Data from: A predictive model for improving placement of wind turbines to minimise collision risk potential for a large soaring raptor
Cite this dataset
Murgatroyd, Megan; Bouten, Willem; Amar, Arjun (2020). Data from: A predictive model for improving placement of wind turbines to minimise collision risk potential for a large soaring raptor [Dataset]. Dryad. https://doi.org/10.5061/dryad.b5mkkwhc1
1. With the rapid growth of wind energy developments worldwide, it is critical that the negative impacts on wildlife are considered and mitigated. This includes minimising the numbers of large soaring raptors which are killed when they collide with wind turbines.
2. To reduce the likelihood of raptor collisions, turbines should be placed at locations which are least used by sensitive species. For resident or breeding species, this is often delineated crudely through the use of circular buffers centred on nest sites, which assume uniform habitat use around a nest site.

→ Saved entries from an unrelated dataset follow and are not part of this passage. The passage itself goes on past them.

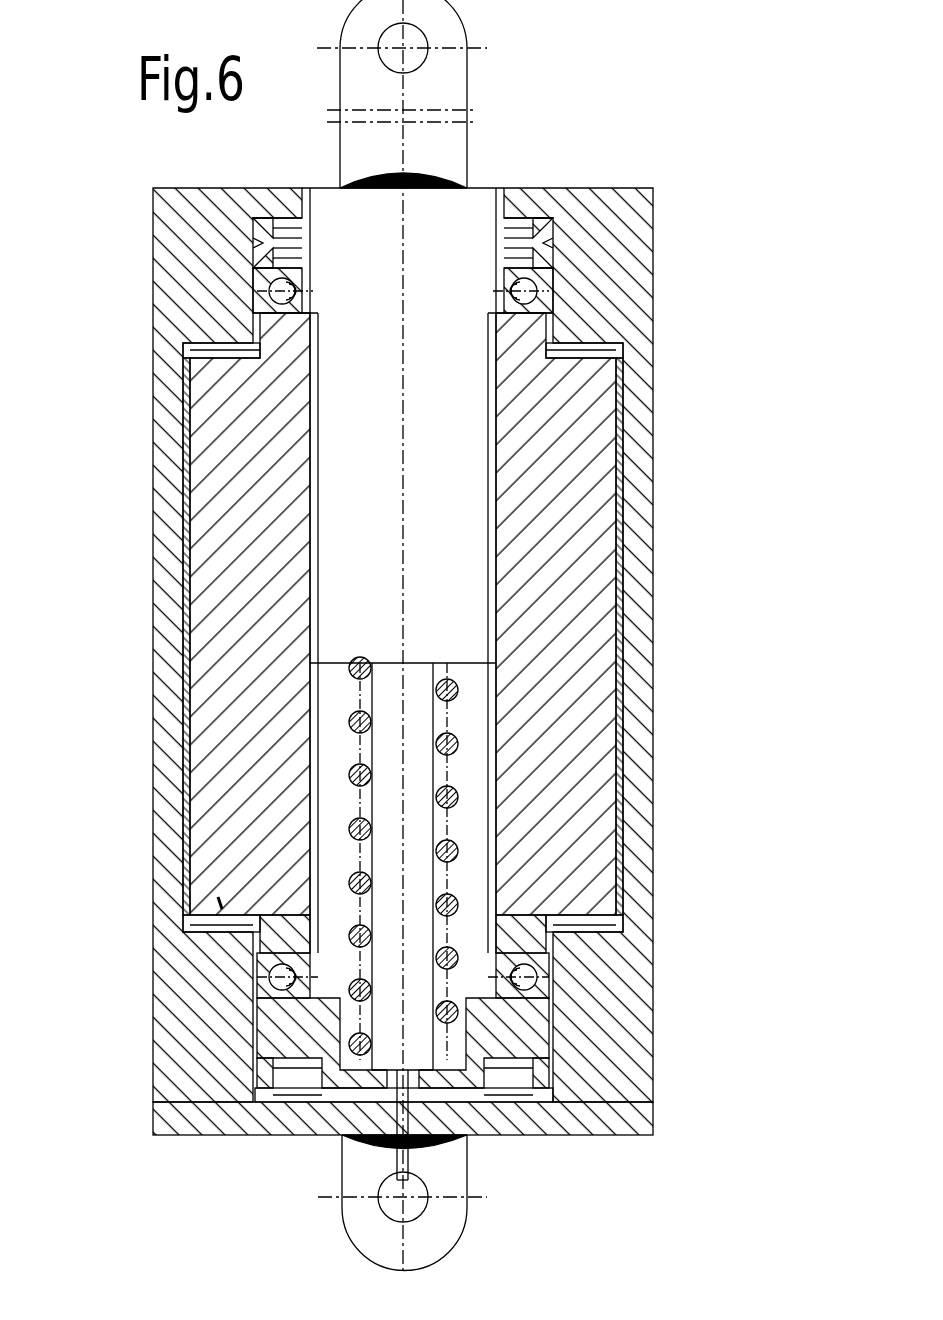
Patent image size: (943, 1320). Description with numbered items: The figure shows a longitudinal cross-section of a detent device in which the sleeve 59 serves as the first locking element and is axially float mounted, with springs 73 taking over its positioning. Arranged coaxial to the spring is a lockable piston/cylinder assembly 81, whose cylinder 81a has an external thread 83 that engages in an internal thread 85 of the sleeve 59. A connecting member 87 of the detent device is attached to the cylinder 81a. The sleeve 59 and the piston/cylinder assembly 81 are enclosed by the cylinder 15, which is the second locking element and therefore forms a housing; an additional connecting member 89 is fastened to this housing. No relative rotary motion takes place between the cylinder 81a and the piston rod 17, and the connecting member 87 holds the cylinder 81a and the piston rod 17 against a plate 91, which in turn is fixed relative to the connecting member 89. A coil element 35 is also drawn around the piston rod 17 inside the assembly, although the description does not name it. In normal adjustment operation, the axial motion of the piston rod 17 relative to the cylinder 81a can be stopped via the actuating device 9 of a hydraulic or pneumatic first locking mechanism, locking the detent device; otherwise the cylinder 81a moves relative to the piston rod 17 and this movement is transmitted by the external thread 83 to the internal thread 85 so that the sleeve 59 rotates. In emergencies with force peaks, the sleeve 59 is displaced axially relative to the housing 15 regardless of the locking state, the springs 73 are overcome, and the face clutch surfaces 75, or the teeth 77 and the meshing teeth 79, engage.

The actuating device 9 is at (410, 1157).
The cylinder 15 is at (627, 957).
The piston rod 17 is at (415, 825).
The coil spring 35 is at (450, 740).
The sleeve 59 is at (587, 567).
The springs 73 is at (553, 1100).
The face clutch surfaces 75 is at (588, 372).
The teeth 77 is at (250, 912).
The meshing teeth 79 is at (233, 928).
The piston/cylinder assembly 81 is at (470, 766).
The cylinder 81a is at (360, 497).
The external thread 83 is at (306, 600).
The internal thread 85 is at (300, 740).
The connecting member 87 is at (447, 143).
The connecting member 89 is at (443, 1217).
The plate 91 is at (545, 1019).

3. Using GPS tracking data together with a digital elevation model we build and cross-validate a simple generalizable model, to classify the spatial likelihood of wind turbine collisions for resident adult Verreaux’s eagles in any landscape where there are known nests. We apply our methods to operational developments in South Africa to validate the model and demonstrate its ability in predicting actual collision mortalities.
4. Our Collision Risk Potential (CRP) model included the variables distance to nest, distance to conspecific nest, slope, distance to slope and elevation. Using our model, rather than a circular buffer, resulted in ca. 4–5% improvement in eagle protection while excluding development from the same amount (but not shape) of area. For an equal level of eagle protection, our model can make ca. 20–21% more area available for wind energy development compared to a circular buffer.
5. Exploring collisions at operational wind farms in South Africa we show that our CRP model correctly predicted 87% of known collisions, while circular buffers (5.2km radius) only captured 50% of collisions.
6. Synthesis and applications: We show that by using predictive models to account for habitat use, a greater area of land can be made available for wind energy development without increased mortality risk to raptors. Our predictive model can be used to provide robust guidance on wind turbine placement in South Africa in a way which minimizes the conflict between a vulnerable raptor species and the development of renewable energy.
This data set is derived from GPS tracking data of 15 adult Verreaux's eagles subsetted to 10 minute intervals.
It includes the variables elevation, slope, vector ruggedness measure (vrm), distance to slope (dist2slope), distance to nest (nest_dist) and distance to conspecific nest (nearest_nest_dist) and their re-scaled counterparts (suffix '_rs') for all tracking locations (bin 1) and for three times as many pseudoabsence points (bin 0) per eagle. 'Name' is the unique identifier per eagle.